Review: Eighth Grade

Eighth Grade is the most endearing labor of empathy. It is both a product of our times and a timeless tribute to one of the most trying phases of life: the edge of middle school adolescence. It’s been more than a decade ago but less than two since I was there, but I’m surprised just how much of that feeling I still remember.

CONTEXT

Actual eighth grade was the home stretch of hell. When you’re in the public school system, the social climate feels like the entirety of your world. The be-all end-all. It’s all that exists. There are no paychecks to plan around, medical bills to pay, or distant relationships to nurse - no distractions to ground you to the real world and make you step outside of yourself. For a minimum of eight hours a day, five days a week, you are locked in a heightened microcosm with the same faces, friends, and fears.

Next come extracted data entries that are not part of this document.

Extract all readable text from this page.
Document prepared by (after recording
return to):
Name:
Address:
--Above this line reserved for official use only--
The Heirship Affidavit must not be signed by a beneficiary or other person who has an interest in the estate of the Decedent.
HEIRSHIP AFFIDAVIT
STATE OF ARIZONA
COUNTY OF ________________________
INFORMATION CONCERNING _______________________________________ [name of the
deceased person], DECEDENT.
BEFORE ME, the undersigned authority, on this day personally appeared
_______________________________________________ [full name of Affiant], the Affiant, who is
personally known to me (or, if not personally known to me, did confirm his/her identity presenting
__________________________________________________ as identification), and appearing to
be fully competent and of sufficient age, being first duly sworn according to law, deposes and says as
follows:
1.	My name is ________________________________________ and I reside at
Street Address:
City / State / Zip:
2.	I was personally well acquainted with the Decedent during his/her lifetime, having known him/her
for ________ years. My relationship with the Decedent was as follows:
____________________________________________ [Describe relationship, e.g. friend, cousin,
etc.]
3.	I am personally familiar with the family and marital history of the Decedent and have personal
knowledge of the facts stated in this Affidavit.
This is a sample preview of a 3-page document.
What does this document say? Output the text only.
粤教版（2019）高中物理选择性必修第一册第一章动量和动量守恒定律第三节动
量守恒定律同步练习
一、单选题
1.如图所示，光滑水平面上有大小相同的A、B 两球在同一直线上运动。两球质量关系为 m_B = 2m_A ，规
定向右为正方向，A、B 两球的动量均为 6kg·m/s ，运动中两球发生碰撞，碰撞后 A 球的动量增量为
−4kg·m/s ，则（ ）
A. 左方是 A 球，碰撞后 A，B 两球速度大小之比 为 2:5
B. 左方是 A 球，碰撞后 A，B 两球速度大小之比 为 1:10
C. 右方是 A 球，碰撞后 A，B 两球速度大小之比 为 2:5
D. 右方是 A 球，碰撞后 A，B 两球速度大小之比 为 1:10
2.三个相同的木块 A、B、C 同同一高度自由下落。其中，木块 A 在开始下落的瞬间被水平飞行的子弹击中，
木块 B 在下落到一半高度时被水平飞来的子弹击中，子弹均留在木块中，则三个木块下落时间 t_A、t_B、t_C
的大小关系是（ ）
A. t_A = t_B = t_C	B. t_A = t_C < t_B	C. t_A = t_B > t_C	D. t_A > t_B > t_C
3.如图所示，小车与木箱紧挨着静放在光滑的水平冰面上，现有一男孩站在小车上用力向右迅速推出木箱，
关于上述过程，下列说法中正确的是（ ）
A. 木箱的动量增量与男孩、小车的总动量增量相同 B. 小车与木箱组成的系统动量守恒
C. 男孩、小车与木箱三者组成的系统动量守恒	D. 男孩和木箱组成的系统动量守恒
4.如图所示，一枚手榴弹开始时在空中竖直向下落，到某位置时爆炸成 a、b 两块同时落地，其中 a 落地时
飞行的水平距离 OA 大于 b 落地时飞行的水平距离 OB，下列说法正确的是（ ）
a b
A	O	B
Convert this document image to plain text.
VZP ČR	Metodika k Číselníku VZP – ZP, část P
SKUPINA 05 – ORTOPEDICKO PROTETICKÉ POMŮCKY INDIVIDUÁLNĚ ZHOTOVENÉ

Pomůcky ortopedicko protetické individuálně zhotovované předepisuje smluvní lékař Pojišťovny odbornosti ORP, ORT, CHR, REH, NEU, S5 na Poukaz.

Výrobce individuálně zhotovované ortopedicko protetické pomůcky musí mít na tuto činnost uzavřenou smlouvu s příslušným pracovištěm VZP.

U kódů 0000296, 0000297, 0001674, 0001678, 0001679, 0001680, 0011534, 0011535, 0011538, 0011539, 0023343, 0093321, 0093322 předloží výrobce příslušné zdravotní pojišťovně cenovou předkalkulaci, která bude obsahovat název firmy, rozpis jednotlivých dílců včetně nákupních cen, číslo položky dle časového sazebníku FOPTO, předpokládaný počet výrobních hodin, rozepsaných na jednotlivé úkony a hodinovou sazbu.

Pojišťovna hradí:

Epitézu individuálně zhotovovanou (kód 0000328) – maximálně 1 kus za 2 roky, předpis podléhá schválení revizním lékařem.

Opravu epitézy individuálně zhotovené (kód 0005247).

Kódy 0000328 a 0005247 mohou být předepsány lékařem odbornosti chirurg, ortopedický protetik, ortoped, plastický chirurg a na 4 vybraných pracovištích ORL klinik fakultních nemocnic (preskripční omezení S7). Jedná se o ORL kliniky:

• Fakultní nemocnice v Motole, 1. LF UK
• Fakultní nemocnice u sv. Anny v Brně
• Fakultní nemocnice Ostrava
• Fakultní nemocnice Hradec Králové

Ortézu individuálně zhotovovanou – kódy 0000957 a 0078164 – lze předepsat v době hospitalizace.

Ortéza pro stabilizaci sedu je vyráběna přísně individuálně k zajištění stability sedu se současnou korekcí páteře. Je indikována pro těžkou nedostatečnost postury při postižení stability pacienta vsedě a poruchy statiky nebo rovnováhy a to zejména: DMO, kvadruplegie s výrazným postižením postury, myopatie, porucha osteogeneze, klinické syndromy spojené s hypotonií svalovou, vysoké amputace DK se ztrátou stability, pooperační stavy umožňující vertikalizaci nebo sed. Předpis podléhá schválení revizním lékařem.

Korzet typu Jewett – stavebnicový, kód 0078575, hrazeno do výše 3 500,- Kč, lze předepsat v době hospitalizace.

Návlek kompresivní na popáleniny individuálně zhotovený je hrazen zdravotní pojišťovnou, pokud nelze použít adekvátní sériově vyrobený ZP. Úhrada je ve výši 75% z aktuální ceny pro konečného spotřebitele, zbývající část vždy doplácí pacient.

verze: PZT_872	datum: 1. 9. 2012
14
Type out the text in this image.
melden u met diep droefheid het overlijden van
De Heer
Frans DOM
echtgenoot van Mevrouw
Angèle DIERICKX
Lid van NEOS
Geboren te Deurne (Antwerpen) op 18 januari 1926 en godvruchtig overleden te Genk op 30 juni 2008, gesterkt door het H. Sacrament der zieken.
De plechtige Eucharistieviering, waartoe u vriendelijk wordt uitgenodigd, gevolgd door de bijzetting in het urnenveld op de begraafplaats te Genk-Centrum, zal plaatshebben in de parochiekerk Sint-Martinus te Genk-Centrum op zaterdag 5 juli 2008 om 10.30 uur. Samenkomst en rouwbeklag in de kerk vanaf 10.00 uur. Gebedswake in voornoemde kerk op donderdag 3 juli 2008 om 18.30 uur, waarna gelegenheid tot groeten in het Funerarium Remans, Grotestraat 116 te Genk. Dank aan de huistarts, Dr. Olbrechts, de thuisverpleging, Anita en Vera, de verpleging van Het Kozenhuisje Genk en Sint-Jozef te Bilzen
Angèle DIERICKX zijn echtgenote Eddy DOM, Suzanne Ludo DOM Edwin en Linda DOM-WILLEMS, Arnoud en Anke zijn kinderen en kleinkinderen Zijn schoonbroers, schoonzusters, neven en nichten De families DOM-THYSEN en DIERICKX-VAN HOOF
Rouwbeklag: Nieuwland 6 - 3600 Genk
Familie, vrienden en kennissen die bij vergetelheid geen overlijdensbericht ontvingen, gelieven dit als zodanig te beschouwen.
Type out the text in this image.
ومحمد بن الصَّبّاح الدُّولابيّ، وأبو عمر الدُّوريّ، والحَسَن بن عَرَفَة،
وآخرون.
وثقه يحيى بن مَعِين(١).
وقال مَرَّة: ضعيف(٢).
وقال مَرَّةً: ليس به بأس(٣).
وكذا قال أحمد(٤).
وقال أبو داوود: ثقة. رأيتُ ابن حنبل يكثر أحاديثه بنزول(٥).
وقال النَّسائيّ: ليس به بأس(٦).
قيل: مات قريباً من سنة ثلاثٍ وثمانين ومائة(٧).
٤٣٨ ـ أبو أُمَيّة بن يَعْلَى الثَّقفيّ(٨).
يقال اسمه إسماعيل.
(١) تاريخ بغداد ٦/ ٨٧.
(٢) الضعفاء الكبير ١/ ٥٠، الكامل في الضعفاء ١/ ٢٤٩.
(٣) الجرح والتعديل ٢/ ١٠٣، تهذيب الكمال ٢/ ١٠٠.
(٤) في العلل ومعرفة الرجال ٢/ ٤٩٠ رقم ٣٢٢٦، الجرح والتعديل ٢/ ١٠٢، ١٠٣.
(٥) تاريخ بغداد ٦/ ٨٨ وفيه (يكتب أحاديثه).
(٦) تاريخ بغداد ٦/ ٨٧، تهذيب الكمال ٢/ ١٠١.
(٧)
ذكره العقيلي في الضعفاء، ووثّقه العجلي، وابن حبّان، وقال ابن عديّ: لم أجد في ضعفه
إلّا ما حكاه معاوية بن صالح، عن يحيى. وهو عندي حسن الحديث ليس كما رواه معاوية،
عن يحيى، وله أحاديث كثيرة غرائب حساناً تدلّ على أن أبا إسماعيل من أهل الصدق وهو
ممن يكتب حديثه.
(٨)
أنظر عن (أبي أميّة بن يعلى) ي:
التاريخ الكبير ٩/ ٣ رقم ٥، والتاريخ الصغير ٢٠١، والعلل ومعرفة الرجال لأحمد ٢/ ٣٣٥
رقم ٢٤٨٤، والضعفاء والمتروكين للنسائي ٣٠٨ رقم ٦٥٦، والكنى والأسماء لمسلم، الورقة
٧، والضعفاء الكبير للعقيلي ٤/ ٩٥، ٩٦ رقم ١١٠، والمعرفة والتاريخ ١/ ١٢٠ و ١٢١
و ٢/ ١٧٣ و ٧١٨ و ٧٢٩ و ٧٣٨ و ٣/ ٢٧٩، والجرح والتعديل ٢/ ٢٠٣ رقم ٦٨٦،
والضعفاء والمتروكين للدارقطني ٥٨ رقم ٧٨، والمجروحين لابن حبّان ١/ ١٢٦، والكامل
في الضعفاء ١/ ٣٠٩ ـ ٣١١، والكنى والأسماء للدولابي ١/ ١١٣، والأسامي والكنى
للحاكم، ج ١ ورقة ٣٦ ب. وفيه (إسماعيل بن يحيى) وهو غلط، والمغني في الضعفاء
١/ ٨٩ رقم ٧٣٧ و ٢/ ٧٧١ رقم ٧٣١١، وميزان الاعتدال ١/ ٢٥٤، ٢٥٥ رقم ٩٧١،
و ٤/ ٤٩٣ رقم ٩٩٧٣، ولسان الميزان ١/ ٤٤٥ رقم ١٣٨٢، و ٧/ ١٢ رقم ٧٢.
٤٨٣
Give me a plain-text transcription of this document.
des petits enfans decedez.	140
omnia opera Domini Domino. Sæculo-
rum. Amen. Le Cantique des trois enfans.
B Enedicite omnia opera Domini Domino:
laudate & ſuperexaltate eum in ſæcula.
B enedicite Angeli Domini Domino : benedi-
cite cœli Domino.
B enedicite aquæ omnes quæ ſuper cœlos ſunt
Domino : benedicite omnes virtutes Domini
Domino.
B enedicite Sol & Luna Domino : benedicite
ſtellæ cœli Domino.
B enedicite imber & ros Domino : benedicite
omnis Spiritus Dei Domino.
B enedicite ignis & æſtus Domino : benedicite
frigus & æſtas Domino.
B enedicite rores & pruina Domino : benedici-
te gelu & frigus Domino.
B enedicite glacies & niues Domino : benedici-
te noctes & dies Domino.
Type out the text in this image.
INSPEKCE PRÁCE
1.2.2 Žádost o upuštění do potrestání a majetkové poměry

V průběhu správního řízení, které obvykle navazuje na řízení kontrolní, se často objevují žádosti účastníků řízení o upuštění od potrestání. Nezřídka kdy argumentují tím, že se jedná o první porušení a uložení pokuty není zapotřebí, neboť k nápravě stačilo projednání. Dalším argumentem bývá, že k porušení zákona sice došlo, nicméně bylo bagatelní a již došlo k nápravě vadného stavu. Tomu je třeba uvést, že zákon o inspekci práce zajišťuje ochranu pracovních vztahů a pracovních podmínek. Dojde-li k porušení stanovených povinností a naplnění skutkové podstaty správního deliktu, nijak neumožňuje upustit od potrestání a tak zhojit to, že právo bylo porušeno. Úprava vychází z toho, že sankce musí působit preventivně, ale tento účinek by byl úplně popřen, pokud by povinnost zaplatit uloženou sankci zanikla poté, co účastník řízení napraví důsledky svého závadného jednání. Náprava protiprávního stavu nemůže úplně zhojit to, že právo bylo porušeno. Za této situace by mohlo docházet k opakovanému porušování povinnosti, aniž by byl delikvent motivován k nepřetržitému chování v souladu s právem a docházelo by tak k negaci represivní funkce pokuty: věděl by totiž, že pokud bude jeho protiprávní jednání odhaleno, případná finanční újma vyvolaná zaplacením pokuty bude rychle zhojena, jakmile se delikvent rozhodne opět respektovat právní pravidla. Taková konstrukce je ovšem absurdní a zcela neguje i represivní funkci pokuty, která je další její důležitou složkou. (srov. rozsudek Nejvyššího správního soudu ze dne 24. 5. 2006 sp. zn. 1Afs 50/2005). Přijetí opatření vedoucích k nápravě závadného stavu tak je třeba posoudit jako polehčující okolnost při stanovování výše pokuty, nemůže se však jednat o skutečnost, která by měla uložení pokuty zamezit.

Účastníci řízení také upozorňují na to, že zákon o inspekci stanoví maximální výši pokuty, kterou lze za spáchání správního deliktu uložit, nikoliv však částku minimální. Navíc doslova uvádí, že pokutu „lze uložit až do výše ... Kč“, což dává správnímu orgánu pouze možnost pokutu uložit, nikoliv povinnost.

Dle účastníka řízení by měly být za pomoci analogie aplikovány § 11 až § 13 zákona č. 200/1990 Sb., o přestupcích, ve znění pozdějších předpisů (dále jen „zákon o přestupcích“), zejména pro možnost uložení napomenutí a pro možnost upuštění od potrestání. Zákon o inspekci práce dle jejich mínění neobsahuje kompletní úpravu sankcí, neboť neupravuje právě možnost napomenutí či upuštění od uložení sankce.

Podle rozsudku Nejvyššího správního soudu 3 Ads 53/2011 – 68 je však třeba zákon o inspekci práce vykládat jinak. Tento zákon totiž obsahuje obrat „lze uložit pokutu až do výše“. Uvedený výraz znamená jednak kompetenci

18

It’s pretty brutal, honestly. (At least it was in the early-2000s and I sense little has really changed for the better.) When I was that age, insults and cutting jabs were a second language and having a quick comeback or quip was more important than air… which was undoubtedly filled with wafting clouds of AXE body spray. It was a verbal bloodbath of insecurity and all you had to do was never show weakness under any circumstance for fear that the nearest bully would remember for the next 4-6 years. Looking back, I wish I had been better. Watching Eighth Grade was an eye-opening throwback to those times - times that are still very real and consuming for people in our lives and our families. While the film is a bit kinder in comparison to my own memory, the environment, the tone, and the atmosphere are still quite true.

AN UNDERSTANDING

Eighth Grade somehow taps that memory bank like nothing else as you watch a young Kayla Day on her last week of middle school with all the potential of the world (read: high school) in store. Actress Elsie Fisher captures such a raw hesitance and anxiety in the personality of Kayla. Unsure of herself with virtually no friends to speak of, she pours her wishful, unformed philosophy of personal betterment into a YouTube channel, seemingly preaching to herself as much as anyone. In one scene we find her explaining how to be confident on the coattails of a terribly botched attempt to talk with her crush, soon followed by a meek attempt at making friends, and then another rather painful shot at flirting. Whether you were the popular center of attention or the anxious outsider, Kayla’s uncertain demeanor is undeniably endearing. Decidedly belonging to the latter demographic, personally, it’s jarringly relatable to watch it unfold. In many ways, I found myself cringing at a younger portrait of… me.

But that sense of empathy doesn’t stop with Kayla. Her single father, Mark, is the Paul Rudd of dads. Dorky, kind, and self-deprecating by default, he tries so terribly hard to be the father she both loves, and the one she needs in order to be all she can be. So often you’ll want to echo his earnest advice and corny words of encouragement because I think just beneath the surface, they’re the same words we wish we would’ve heard at that age like a long belated reassurance to our childhood. Mark offers her the patience of a thousand single dads (sometimes to a fault) and while he doesn’t perfectly navigate every turbulent moment, he never stops trying. He never stops loving his daughter.

LOOKING BACK

I have spent the vast majority of my life looking back with contempt at every year that has preceded - how I looked, how I talked, how I mistreated someone… how hopelessly consumed I was with my own anxieties. Maybe I’m alone in that disdain but I think most of us can conjure up some measure of nostalgic disapproval. Having gone through this exercise of remembering once again, this time with the advantage of seeing it through the filter of Kayla’s narrative, my contempt began to ebb.

Both a caution and a love letter to that fragile age, I think Eighth Grade helps us look with mercy - both at our former selves and the generations yet to come. Those present complications of paychecks and bills and friendships can sometimes distract us too much. Christ himself claimed the kingdom belongs to these very children, all awkward and adolescent and insecure (Matthew 19:14). This film may just be the reminder we need to foster a long-neglected compassion for those who, like Kayla, are just trying to navigate the now with their head above water.